Aparece sigiloso como un gato, un virus, un espía. Al principio no pasa nada. El cuerpo es el mismo de siempre, los días se suceden, cómodos, iguales. Pero de pronto un nombre, una imagen o una esperanza de quién sabe qué se aloja en el espíritu. No se sale. No se dice, todavía no estorba. Aún no es demasiado tarde. Apenas la agridulce etapa de reconocer que nos mintieron: el amor no es la paz. Troya ardiendo, las flechas de Cupido puntiagudas. Que lastiman pero paralizan de dicha.
Para el amor, inútil toda ideología. Perdido en mil definiciones y confundido con la pasión, el capricho, el heroísmo. Amigo de la lágrima y la alegría fugaz. Si se piensa se antoja tontería y se convierte en razones si el corazón es loco. No hay músculo que piense, ni parte del cuerpo que no sienta. El dolor se aloja en cualquier lado y el amor quiere habitarlo todo. Son compañeros de cuarto, casero e inquilino, enlace necesario, lo que le falta al otro, lo que no sobra nunca.

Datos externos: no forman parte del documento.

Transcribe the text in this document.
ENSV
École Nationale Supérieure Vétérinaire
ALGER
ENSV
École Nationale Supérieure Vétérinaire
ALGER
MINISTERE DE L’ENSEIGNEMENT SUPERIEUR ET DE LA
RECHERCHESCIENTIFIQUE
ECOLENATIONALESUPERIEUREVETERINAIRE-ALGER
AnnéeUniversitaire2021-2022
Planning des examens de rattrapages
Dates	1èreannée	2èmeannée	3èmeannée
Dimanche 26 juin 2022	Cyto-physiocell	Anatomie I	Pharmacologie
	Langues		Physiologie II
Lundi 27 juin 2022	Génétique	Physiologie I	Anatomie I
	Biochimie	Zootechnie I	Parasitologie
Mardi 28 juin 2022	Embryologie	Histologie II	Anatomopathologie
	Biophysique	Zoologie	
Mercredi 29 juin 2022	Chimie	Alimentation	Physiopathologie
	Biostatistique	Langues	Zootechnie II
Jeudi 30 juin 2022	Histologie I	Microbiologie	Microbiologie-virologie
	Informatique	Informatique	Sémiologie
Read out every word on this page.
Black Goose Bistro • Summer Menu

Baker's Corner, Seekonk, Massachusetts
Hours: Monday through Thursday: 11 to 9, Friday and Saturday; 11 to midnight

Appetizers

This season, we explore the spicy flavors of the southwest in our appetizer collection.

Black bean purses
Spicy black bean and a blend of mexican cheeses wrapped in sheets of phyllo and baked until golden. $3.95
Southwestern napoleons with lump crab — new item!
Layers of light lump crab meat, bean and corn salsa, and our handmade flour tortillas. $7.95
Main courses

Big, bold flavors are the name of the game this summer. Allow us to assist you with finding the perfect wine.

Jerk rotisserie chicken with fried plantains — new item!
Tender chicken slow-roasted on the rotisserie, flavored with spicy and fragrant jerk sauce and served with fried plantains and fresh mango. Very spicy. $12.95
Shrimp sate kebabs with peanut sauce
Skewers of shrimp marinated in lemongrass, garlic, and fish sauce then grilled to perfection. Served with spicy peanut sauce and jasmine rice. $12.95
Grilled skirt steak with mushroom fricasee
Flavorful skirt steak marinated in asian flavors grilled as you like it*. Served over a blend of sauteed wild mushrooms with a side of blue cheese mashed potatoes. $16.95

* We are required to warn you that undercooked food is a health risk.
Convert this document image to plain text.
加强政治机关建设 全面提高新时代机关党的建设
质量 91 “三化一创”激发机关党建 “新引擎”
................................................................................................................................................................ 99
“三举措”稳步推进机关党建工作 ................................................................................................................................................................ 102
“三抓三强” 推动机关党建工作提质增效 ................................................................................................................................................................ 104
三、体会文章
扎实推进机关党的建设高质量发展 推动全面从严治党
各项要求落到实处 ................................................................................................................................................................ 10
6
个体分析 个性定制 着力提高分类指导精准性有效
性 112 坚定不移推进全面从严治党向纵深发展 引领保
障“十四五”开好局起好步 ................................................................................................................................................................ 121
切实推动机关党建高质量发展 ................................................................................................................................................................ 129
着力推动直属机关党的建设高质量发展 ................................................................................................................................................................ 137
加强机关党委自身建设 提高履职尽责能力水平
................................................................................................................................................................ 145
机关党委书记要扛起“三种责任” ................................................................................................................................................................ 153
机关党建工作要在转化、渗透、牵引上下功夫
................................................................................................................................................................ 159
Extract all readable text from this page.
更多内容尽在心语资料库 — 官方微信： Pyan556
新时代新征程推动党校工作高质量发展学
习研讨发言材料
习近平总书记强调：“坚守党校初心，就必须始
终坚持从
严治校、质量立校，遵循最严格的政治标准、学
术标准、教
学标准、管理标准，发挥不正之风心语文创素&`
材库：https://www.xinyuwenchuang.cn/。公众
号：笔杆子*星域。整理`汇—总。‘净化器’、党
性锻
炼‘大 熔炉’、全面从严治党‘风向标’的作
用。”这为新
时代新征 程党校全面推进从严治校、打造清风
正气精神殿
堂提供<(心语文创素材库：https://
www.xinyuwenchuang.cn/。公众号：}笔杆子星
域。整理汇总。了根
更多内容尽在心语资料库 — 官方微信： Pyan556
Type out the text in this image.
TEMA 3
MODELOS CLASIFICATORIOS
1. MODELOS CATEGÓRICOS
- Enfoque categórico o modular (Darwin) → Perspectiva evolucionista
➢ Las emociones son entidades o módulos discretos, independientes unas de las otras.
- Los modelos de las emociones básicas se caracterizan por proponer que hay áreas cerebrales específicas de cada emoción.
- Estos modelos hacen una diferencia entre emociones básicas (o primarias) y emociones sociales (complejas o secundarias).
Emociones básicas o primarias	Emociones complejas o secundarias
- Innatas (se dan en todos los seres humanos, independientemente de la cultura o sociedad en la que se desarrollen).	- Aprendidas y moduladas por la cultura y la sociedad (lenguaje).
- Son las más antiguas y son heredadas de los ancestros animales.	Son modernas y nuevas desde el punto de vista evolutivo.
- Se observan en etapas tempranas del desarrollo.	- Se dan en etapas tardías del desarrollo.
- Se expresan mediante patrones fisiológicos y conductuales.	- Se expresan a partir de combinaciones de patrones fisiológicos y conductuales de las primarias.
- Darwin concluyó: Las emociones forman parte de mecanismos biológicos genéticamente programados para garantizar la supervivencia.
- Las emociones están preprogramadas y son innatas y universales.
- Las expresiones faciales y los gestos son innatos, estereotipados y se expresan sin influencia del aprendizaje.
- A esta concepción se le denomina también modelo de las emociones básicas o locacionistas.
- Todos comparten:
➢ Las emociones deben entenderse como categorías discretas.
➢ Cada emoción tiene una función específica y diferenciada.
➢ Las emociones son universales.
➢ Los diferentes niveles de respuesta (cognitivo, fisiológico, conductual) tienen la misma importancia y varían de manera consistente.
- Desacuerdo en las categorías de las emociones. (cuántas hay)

El amor también aspira a ser un santo. Vivir en otro mundo. Comer de las ideas. Y es un puro acto de fe que nada necesita. Mucho menos del tiempo, la verdad de los hechos. Llega hasta el sacrificio. Y crees a pie juntillas lo de “el amor es ciego”, pues perderás la vista si no lo estás mirando.
Muy pronto los días y las noches se desdibujarán y cambiarán de luces y de nombre. En vez de respirar, puro suspiro. Toda felicidad podrá ser sufrimiento. Y las derivaciones de tal martirio delicioso podrán ser las de todos conocidas —tarjetas, flores, cursilerías infinitas— o insólitas, que asaltan, como una nueva afición por los boleros o unas ganas locas de cantar y hacer poesía. Todo mal valdrá la pena si obtenemos el bien de un solo beso. Estaremos viviendo en el lirismo pero anhelando carne. Cosa de leer a los clásicos, tal vez. Y quizá tal tortura —como muchas otras— hallará consuelo en los libros de otras vidas. No estamos solos ni somos los primeros: Dante paseó por el infierno nada más para llegar hasta Beatriz, el joven Werther convirtió todos los cielos nublados en el más puro espejo de su corazón hecho pedazos, Ana Karenina se tiró a las vías del tren antes de dejar de amar lo equivocado y Amaranta Buendía puso su mano en la estufa encendida para no olvidar que en alguna fecha alguien había quemado su alma para siempre. Y la pasión será una cosa padecida.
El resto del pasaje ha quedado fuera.